Su mortificación. –Podía decir con el Apóstol que su cuerpo estaba siempre rodeado de la mortificación de Nuestro Señor, a fin de que la vida de nuestro divino Salvador se manifestara en él; los grandes trabajos que ha emprendido por la salvación de las almas son una prueba de ello. No era más que diácono cuando iba ya a misiones con nuestros sacerdotes de Annecy. Una vez ya sacerdote, en 1642,  fue vicario de una parroquia grande, y después de cuarenta y seis años de sacerdote ha trabajado sin descanso hasta la muerte.

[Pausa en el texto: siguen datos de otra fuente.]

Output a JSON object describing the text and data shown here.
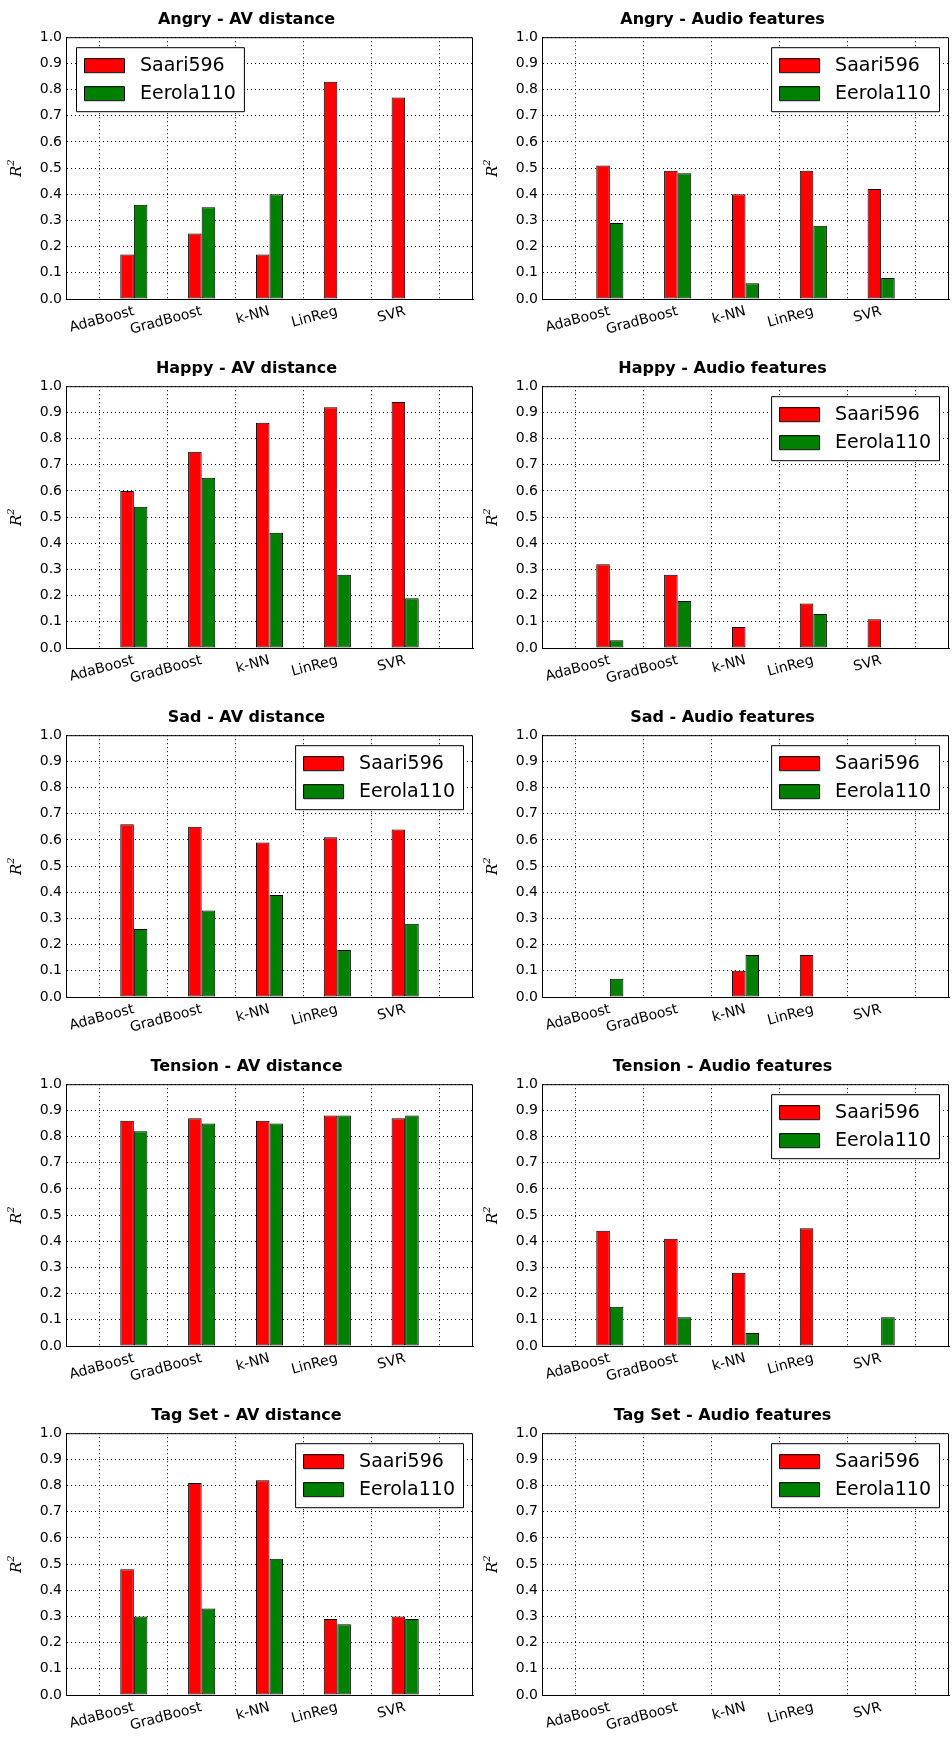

Apenas la campana de levantarse a las cuatro de la mañana había acabado de sonar, cuando se le veía salir de su habitación, aun con los grandes fríos, sin ropa de cama, como si se tratara de los grandes calores de verano, para ir a saludar a Nuestro Señor; volvía por su ropa y se dirigía a la oración. Nunca se calentaba en invierno, por duro que fuera el frío y por septuagenario que fuera, y con todas sus enfermedades; paseaba después de la comida lo que podía, para calentarse un poco los pies. No desayunaba nunca, aunque su edad hubiera parecido necesitar este alivio.

Estaba sometido a varias debilidades corporales, pero su gran mortificación se las hacía despreciar. Me dijo hace unos años que, desde hacía treinta años, uno de sus intestinos le salía por el ano de suerte que viéndose obligado a veces a tomar medicina le resultaba un gran motivo de mortificación y una gran incomodidad en todo tiempo y en todo lugar. Aparte de eso, tenía desde hacía mucho una hernia por la que sufría mucho sin quejarse. Su mortificación se dejó ver también en el escaso cuidado que se tomaba para sus comodidades, contentándose con lo más necesario; como también en el amor al trabajo, sin rechazar cualquier cosa que le impusieran, y sin decir nunca: Ya basta.

Podíamos incluir también en este apartado el cuidado que tenía en guardar la modestia, en todo su exterior, y que estaba siempre bien compuesto; caminaba siempre al mismo paso y sin precipitación, aunque fuera siempre bastante rápido. Esta modestia se reflejaba sobre todo en el coro. No se dispensaba nunca del oficio a no ser por razones legítimas como la confesión o la predicación a los pensionistas. Se mantenía en su sede como una estatua, no produciendo otro movimiento que el del coro o de los labios para alabar a Dios. En el altar estaba como un ángel; decía la santa misa con un fervor que encantaba a los que se fijaban; nunca se apoyaba en el respaldo de la sede, pero se sentaba en el puro borde, manteniéndose siempre recto estando sentado o de pie. No miraba a la cara a las personas a quienes hablaba, y elevaba los ojos al cielo a menudo al hablar y no alzaba la voz.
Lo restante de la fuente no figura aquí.